O Also having big meets at the NCAA Indoors were the brother-sister duo of former Austinites Ashley and Matthew Maton who both compete for NCAA champs the University of Oregon. Matthew, a freshman, led off the winning Distance Medley Relay team with a 1200-meter split of 2:58. Ashley, who is a senior, anchored UO’s DMR team which finished seventh.
O Occasional Austinite Scott MacPherson’s first race back after the Olympic Marathon Trials disaster was a victory at the St. Patty’s Day 5-K in Columbia, Missouri. It wasn’t exactly St. Patrick’s Day but his win was still a sweet one in 14:22.
O Monster race for former Longhorn Craig Lutz. The ’15 grad finished fourth last weekend at the Gate River 15-K (the USATF champs) in Jacksonville, Florida. The 23-year-old from Flower Mound (who lives in Flagstaff in these days) finished fourth (second American) in 44:49, good for $3000.

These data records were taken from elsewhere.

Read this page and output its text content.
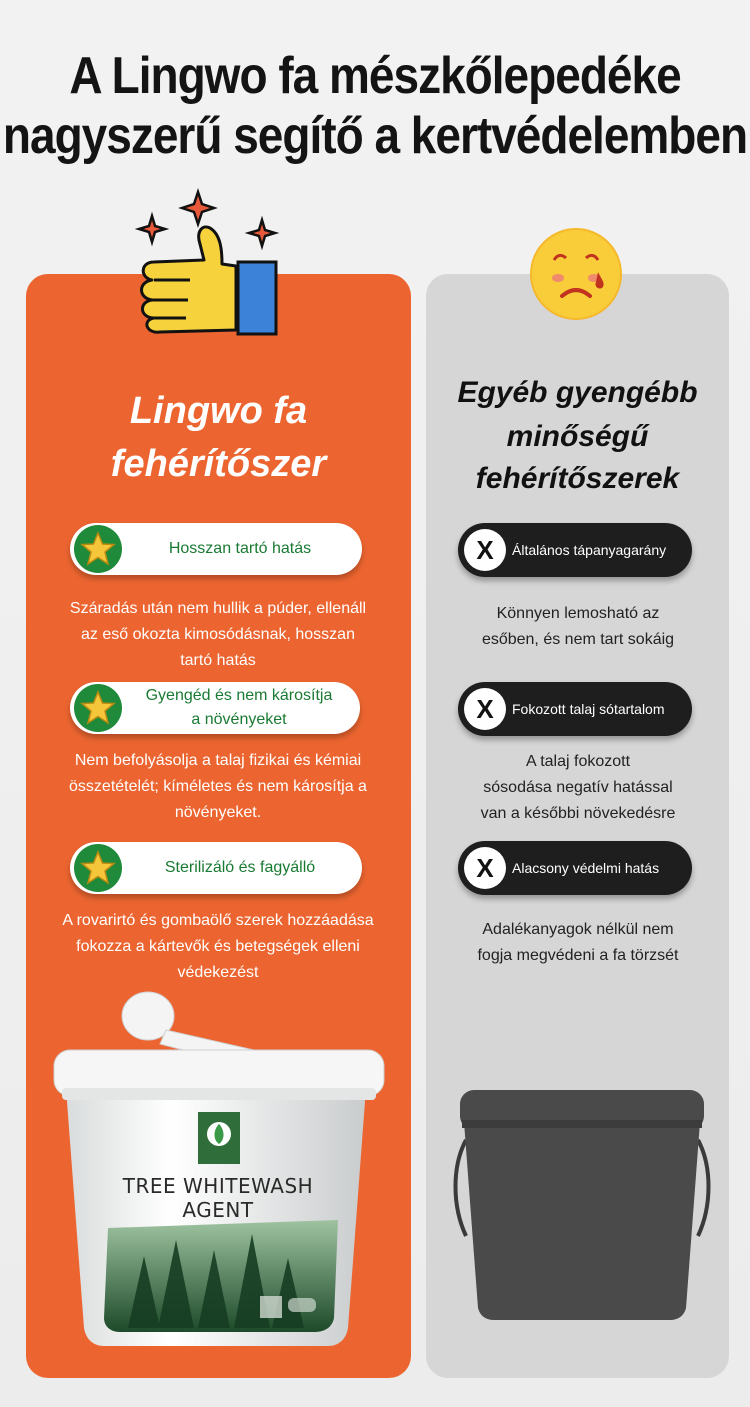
A Lingwo fa mészkőlepedéke
nagyszerű segítő a kertvédelemben
Lingwo fa
fehérítőszer
Egyéb gyengébb
minőségű
fehérítőszerek
Hosszan tartó hatás
Száradás után nem hullik a púder, ellenáll
az eső okozta kimosódásnak, hosszan
tartó hatás
Gyengéd és nem károsítja
a növényeket
Nem befolyásolja a talaj fizikai és kémiai
összetételét; kíméletes és nem károsítja a
növényeket.
Sterilizáló és fagyálló
A rovarirtó és gombaölő szerek hozzáadása
fokozza a kártevők és betegségek elleni
védekezést
X	Általános tápanyagarány
Könnyen lemosható az
esőben, és nem tart sokáig
X	Fokozott talaj sótartalom
A talaj fokozott
sósodása negatív hatással
van a későbbi növekedésre
X	Alacsony védelmi hatás
Adalékanyagok nélkül nem
fogja megvédeni a fa törzsét
TREE WHITEWASH AGENT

O The first race in the three-race Rogue Trail Series—the 30-K at The Maze—is on tap for April 3rd at Walnut Creek. The other two races are The Tangle (30-K) at Flat Creek Ranch near Pedernales Falls on April 24th and another 30-K at The Ranch on May 22 at Reveille Ranch. All three races have 10-K options. For more info, go to roguerunning.com.
O Austinite Gilbert Tuhabonye will be the keynote speaker at the Road Runners Club of America Annual Convention on Saturday in Dallas. Tuhabonye’s Run for the Water was selected as the 2016 RRCA 10-Mile National Championship. Tickets are available via rrca.org/convention/register-online.
O What I’m listening to this morning: “Step Inside This House,” by the great Lyle Lovett who is not playing SXSW this week. Heard him a few years back at SXSW playing on the pool deck one morning at the Four Seasons.